I am Sarah, the eldest daughter of Abdullah Al-Khalil; my father was born on 2/1/ 1961 in Al-Raqqa. My father studied law at the University of Aleppo and graduated from it in 1986. Just after his graduation, he worked in the office of a lawyer and then opened his own office. In addition to his legal work, he also worked as a volunteer for a human rights association in defense of prisoners of conscience and political detainees, in particular the detainees of Tadmur Prison.
As a result of his work and his position against the Assad regime, which was carried out in secret. He was being summoned by the intelligence for investigation every now and then because of suspicion or because of the reports of security informants. However, since the beginning of 2007, the year that my father nominated himself for the position of the Syrian presidency, all his everyday movements and even our lives became as a family became under surveillance, in particular after he was summoned by the Military Security in the city of Deir Ezzor, just after that incident of his candidacy, which made him known perhaps not only in Raqqa but to most Syrians for his forbidden act in Syria.
For everyone, Abdullah Al-Khalil is Lawyer Abdullah Al-Khalil, but for me, he is my father. Our relationship with him, as his five sons, was special; he was present in all the details of our lives. We found him easier to deal with, and he was more generous with us than our mother. He was always there to help us with our homework and answer our many childish questions. He always played with us. We always accompanied him to the farm we owned on the outskirts of Raqqa city. He insisted on taking care of the olive trees by himself. My brothers and I were so attached to him that we sometimes accompanied him to his workplace.
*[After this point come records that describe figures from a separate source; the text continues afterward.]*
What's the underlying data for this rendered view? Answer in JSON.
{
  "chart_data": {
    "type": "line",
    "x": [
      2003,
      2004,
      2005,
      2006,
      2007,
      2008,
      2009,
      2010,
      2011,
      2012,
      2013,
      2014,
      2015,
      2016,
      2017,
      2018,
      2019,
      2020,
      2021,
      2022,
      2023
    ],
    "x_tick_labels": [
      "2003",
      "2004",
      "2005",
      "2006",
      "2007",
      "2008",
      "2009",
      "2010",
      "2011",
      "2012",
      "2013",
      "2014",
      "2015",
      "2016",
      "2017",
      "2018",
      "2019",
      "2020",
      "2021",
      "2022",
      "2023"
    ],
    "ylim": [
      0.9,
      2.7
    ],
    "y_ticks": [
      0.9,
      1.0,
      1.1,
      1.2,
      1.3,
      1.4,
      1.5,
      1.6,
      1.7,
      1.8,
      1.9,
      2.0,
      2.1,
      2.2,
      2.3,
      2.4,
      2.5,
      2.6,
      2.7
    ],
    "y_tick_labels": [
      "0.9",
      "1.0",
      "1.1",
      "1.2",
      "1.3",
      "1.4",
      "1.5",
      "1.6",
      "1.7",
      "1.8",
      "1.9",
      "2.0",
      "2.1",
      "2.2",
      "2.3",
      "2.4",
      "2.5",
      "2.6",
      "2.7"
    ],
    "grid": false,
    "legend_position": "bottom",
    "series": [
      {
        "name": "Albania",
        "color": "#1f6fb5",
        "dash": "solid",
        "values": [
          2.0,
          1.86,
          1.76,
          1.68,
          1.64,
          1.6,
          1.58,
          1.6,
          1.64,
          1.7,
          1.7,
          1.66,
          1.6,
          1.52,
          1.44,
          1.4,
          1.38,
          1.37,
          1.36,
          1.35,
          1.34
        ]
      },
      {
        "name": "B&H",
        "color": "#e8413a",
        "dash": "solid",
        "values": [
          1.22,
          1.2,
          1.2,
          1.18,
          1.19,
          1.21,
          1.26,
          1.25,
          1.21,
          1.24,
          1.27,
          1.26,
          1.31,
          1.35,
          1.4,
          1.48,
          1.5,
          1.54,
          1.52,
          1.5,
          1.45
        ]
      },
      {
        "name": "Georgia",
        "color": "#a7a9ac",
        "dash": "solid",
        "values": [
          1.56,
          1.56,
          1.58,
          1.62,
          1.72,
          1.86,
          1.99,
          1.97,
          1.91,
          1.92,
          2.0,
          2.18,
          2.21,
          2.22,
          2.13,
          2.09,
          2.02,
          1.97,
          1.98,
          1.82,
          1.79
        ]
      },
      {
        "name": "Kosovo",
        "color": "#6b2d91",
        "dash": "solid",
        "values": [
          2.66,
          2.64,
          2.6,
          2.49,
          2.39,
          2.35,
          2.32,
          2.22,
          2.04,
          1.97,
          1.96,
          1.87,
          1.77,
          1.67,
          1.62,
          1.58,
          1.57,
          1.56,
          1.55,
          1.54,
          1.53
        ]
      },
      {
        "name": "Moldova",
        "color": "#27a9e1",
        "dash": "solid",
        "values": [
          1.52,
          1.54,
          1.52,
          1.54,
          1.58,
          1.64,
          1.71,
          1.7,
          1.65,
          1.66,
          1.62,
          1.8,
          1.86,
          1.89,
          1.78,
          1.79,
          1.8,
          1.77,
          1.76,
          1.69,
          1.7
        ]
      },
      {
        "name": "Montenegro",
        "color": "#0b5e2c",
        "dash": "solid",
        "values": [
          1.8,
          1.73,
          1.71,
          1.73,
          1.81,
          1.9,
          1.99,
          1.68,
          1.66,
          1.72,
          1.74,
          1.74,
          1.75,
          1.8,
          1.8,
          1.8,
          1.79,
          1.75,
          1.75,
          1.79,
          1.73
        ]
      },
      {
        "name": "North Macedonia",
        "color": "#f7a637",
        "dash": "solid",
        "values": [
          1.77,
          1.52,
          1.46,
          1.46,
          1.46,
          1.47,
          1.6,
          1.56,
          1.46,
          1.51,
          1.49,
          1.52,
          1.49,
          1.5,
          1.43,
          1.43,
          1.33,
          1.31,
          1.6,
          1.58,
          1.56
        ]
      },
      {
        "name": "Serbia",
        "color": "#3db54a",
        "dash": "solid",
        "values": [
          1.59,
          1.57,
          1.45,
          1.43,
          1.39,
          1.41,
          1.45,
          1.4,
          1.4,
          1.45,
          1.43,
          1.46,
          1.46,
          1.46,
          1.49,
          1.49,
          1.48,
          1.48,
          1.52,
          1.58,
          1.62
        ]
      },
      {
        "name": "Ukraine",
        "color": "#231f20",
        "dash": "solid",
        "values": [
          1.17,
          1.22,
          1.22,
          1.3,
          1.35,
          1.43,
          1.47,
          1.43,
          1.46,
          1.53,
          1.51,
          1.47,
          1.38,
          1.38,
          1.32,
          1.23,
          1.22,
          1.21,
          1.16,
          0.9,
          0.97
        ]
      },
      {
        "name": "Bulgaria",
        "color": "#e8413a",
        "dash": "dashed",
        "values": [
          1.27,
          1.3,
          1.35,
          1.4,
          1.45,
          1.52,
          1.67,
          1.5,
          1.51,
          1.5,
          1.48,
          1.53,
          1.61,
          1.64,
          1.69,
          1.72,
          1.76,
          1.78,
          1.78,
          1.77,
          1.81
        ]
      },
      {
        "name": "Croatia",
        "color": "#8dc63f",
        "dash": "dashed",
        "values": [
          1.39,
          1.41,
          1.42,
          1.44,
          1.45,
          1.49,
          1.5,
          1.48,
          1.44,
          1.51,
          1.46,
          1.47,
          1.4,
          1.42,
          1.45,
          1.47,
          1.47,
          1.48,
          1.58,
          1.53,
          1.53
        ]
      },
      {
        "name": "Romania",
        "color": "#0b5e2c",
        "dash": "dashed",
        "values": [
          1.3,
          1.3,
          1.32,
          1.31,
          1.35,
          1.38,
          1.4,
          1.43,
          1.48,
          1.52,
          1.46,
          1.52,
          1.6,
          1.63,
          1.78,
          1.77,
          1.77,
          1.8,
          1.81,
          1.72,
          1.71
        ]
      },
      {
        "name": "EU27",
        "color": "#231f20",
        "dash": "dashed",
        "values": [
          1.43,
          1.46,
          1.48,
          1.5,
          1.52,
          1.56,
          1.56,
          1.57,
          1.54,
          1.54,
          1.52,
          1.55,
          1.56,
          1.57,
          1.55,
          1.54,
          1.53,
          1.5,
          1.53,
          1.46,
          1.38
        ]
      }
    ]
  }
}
The year 2011 was a turning point in our family’s life. My father was one of the regular participants in the peaceful demonstrations and one of the organizers of the peaceful movement against the Assad regime. We also accompanied him in most of those demonstrations, for we used to share everything with him. He was arrested five times and imprisoned for periods ranging from forty to four days. For months, in the prison, they were putting various pressures on him, and he always came back in a deteriorating health condition. The regime even demolished our farm under the pretext that there were weapons in it.
In 2012, my father had to leave Raqqa to avoid a long arrest this time, and later in the same year, my mother and I left secretly to join him in Turkey. In Turkey, my father worked with Urfa State to deliver relief aid to the liberated Syrian area. He returned to Raqqa on 3/11/2013 immediately after its liberation, being the head of the local council of the province while we remained in Turkey. He visited us after going there three times before he was kidnapped while returning from his office in Raqqa to his brother’s house located on the outskirts of the city.
That night, we were in contact with him before he left the office, and the next morning we were told that a group of masked men had intercepted him in the street and took him. At that time, kidnapping and ransom demand was common in Raqqa, so we thought at first that the matter would not take so long, but actually it took so long and nobody called to ask for anything. My father’s family asked both the Free Army and Ahrar al-Sham that controlled Raqqa at that time about him, but they did not get any information about him or even about the kidnapper.
With ISIS taking control of Raqqa later and seizing his office and house, we became sure that ISIS was behind that kidnapping. After ISIS took over the house, my mother returned to Raqqa in order to regain the house. She tried to
ask ISIS members who were in the house about the fate of my father, as they entered the house without removing the door and with the same key of which she owned a copy in her bag, and only my father owned another copy of it, for my mother noticed that the key was on the counter of the door. Those members told her to wait for the prince to ask him about my father, but she waited for a long time in vain. Therefore, she returned to Turkey.
After Raqqa was out of ISIS control, we tried to communicate with SDF through my father’s acquaintances and through the Syrian coalition. Whenever we saw news on the communication sites about finding detainees, we pursued the sources and tried to find out any information that assures us of his fate, whether he was alive or dead, but all the parties did not help us. I would like to say that my father’s absence made us grow up before our time, for we assumed a responsibility that we were not accustomed to in his presence. We had to bear his mysterious absence, which never allows sadness to take its normal course so that our souls reside. It is true that we live and grow and continue our studies, but we are always stuck in the moment of my father’s disappearance.